The LEFT(string, 1000) is used as the expression to take the LEFT(expression, some number) from because it ensures that no more than 1000 characters will be taken which would otherwise happen in the case of the string not having any periods at all. While the LEFT(expression, 1000) could have instead been wrapped around the entire LEFT(string, 1001 - ...), doing it the way shown above should allow for the expression to be reused since it also shows up exactly the same inside of the REVERSE function, hence a little more efficient.

For the updated requirement of introducing a Carriage Return as a fall-back character to look for, you can maybe switch to using PATINDEX as it can look for a list of characters:

LEFT(LEFT(string, 1000),
     1001 - PATINDEX('%[.' + CHAR(13) + ']%', REVERSE(LEFT(string, 1000))))

However, there is one final requirement added:

Should there be both periods and Char(13)'s I would ideally like it to cut if off at the period.

Unfortunately, PATINDEX can't distinguish which one comes first. At this point it seems like some form of conditional logic will need to be added :-(.

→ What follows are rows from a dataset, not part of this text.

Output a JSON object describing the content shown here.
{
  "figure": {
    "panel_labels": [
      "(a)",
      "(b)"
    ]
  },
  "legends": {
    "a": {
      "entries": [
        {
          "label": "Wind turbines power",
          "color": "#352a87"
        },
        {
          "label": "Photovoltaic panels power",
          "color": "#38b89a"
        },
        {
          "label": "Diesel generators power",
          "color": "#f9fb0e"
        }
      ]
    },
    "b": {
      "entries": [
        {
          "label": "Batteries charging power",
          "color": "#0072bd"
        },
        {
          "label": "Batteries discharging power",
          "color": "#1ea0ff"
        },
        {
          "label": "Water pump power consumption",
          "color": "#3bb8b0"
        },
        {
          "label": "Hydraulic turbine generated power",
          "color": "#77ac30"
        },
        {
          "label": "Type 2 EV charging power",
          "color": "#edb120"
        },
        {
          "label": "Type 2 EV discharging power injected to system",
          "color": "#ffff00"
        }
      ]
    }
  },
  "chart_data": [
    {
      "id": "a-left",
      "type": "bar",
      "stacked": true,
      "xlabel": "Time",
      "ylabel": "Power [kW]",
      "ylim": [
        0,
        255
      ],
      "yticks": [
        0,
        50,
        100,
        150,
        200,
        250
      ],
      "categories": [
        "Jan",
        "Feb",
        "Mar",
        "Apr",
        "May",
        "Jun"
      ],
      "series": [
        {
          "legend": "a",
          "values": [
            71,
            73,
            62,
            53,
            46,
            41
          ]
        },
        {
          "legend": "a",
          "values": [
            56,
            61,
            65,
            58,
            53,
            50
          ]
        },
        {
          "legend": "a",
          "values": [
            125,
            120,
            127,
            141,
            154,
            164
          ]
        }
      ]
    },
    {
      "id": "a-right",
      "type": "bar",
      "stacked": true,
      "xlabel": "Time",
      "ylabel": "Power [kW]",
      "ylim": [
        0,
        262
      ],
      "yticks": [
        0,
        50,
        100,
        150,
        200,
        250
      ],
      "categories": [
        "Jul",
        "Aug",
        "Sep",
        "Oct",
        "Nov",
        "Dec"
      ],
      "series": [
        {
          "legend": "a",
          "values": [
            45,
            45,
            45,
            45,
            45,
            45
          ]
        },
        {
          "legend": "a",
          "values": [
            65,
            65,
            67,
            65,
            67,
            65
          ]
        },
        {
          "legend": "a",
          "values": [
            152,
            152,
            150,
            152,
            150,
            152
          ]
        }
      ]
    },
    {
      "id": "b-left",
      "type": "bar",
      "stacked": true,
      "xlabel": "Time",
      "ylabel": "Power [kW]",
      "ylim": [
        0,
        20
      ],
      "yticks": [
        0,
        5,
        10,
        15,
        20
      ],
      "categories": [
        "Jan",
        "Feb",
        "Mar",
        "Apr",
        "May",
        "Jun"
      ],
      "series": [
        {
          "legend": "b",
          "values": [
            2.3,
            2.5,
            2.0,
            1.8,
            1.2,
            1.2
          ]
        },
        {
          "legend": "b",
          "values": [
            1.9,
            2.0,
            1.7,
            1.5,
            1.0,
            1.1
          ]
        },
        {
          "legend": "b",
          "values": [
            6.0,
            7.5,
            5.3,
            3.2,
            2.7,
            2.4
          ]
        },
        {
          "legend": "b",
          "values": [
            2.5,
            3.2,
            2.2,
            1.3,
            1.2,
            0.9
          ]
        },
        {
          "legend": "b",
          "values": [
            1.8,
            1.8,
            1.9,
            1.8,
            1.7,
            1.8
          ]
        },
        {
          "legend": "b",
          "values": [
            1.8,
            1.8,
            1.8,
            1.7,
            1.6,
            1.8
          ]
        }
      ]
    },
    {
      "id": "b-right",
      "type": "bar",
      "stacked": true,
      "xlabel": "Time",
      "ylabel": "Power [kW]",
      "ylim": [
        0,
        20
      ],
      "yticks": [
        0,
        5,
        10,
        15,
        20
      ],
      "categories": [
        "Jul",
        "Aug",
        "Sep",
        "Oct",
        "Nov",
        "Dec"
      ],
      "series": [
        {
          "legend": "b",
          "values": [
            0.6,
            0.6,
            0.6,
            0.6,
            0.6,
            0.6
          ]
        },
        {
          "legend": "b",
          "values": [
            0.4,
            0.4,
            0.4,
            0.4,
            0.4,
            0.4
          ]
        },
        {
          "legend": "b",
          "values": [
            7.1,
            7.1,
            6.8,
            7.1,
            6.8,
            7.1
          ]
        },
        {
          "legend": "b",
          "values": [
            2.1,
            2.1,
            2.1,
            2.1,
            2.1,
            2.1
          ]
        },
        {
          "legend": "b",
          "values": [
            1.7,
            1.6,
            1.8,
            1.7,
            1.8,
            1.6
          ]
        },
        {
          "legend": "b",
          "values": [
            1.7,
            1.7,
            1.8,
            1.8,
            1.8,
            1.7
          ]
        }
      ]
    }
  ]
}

LEFT(LEFT(TestData, 1000), 1001 - IIF(CHARINDEX('.', REVERSE(LEFT(TestData, 1000))) > 0,
                                      CHARINDEX('.', REVERSE(LEFT(TestData, 1000))),
                                      CHARINDEX(CHAR(13), REVERSE(LEFT(TestData, 1000))))
                                     )

Here I not only reused the LEFT(TestData, 1000), but the REVERSE(LEFT(TestData, 1000)) shows up 3 times, and for the IIF (which is really just shorthand for CASE WHEN x THEN y ELSE x END) I reused the entire CHARINDEX('.', REVERSE(LEFT(TestData, 1000))).


The example code is posted on Pastebin.com at:

Get 1000 chars max, up to final period, else to final return

The example shows the outcome of the 3 methods shown above across 7 different test cases.